Stabilization of human prostate acid phosphatase by cross-linking with diimidoesters.

1. Modification of dimeric human prostate acid phosphatase (EC 3.1.3.2) by diimidoesters leads to the formation of water-soluble preparations of high enzymatic activity, resistant to denaturing agents. 2. Monomeric, dimeric, trimeric and tetrameric species were found in SDS-polyacrylamide gel electrophoresis of the phosphatase cross-linked with dimethyl-suberimidate, and dimeric, trimeric and tetrameric enzymatically active species on thin-layer Sephadex 200 gel filtration. This molecular pattern evidenced formation of the inter-subunit covalent linkages. All molecular forms are immunoreactive against the polyclonal rabbit anti-phosphatase antibodies. 3. The catalytic properties of the modified phosphatase are almost the same as those of the native enzyme. Differences in the optical properties between the modified and the native enzymes point to slight conformational transitions in the modified enzyme.

Detection of prostatic tissue and seminal plasma peptides reacting with human seminal fluid acid phosphatase antibodies.

IgG1 monoclonal antibody to purified seminal fluid phosphatase was raised by fusion of spleen cells from immunized mice with cell line Sp2/O-Ag 14 using simple method of screening for antiphosphatase antibody secreting clones. All molecular forms of catalytically active seminal fluid phosphatase and prostatic tissue phosphatase, resolved by chromatofocusing in pH gradient, react with this monoclonal antibody and with rabbit antiserum to purified seminal fluid phosphatase. Peptides of Mr 25,000 to 76,000 and of Mr 13,000 to 76,000 were adsorbed from the prostatic tissue extract and from seminal plasma on the monoclonal antibody-Sepharose column.

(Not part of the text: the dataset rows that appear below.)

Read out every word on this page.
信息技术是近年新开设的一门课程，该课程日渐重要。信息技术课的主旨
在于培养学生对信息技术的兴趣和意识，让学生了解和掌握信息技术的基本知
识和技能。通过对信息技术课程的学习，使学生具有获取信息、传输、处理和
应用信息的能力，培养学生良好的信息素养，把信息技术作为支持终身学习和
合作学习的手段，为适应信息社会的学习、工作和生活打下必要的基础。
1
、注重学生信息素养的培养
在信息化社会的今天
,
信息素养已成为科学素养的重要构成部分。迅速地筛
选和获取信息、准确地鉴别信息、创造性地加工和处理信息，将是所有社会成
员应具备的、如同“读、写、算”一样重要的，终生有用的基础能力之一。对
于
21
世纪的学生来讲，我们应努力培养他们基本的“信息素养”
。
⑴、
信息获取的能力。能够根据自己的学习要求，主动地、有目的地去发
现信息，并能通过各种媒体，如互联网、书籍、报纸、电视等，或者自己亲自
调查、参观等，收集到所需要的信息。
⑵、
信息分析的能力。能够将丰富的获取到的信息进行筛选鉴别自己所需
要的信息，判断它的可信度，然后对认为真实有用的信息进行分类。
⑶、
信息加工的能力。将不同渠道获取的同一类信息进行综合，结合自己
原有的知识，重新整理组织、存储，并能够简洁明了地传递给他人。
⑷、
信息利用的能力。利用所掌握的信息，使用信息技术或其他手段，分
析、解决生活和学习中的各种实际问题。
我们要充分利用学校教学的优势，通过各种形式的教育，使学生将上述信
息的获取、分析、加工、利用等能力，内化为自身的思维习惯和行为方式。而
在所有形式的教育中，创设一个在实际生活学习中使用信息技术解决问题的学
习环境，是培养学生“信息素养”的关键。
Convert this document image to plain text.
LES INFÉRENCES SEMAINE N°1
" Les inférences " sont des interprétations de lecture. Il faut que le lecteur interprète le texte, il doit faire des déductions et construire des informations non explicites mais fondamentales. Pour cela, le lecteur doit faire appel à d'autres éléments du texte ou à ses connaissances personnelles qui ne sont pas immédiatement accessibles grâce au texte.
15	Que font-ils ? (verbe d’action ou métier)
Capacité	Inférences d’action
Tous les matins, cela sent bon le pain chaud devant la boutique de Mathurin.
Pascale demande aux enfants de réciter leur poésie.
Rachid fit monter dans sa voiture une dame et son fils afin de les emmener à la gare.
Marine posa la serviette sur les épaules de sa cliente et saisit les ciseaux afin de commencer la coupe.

Phosphotyrosine as a substrate of acid and alkaline phosphatases.

A new spectrophotometric method for following dephosphorylation of phosphotyrosine has been described. The absorption spectra of phosphotyrosine and tyrosine were plotted over the pH range from 3 to 9. The change in absorbance accompanying the conversion of phosphotyrosine to tyrosine was the greatest at 286 nm. The difference absorption coefficients were calculated for several pH values. Dephosphorylation of phosphotyrosine by acid phosphatases from human prostate gland, from wheat germ and potatoes obeys the Michaelis-Menten equation, whereas alkaline phosphatases calf intestine and E. coli are inhibited by excess of substrate.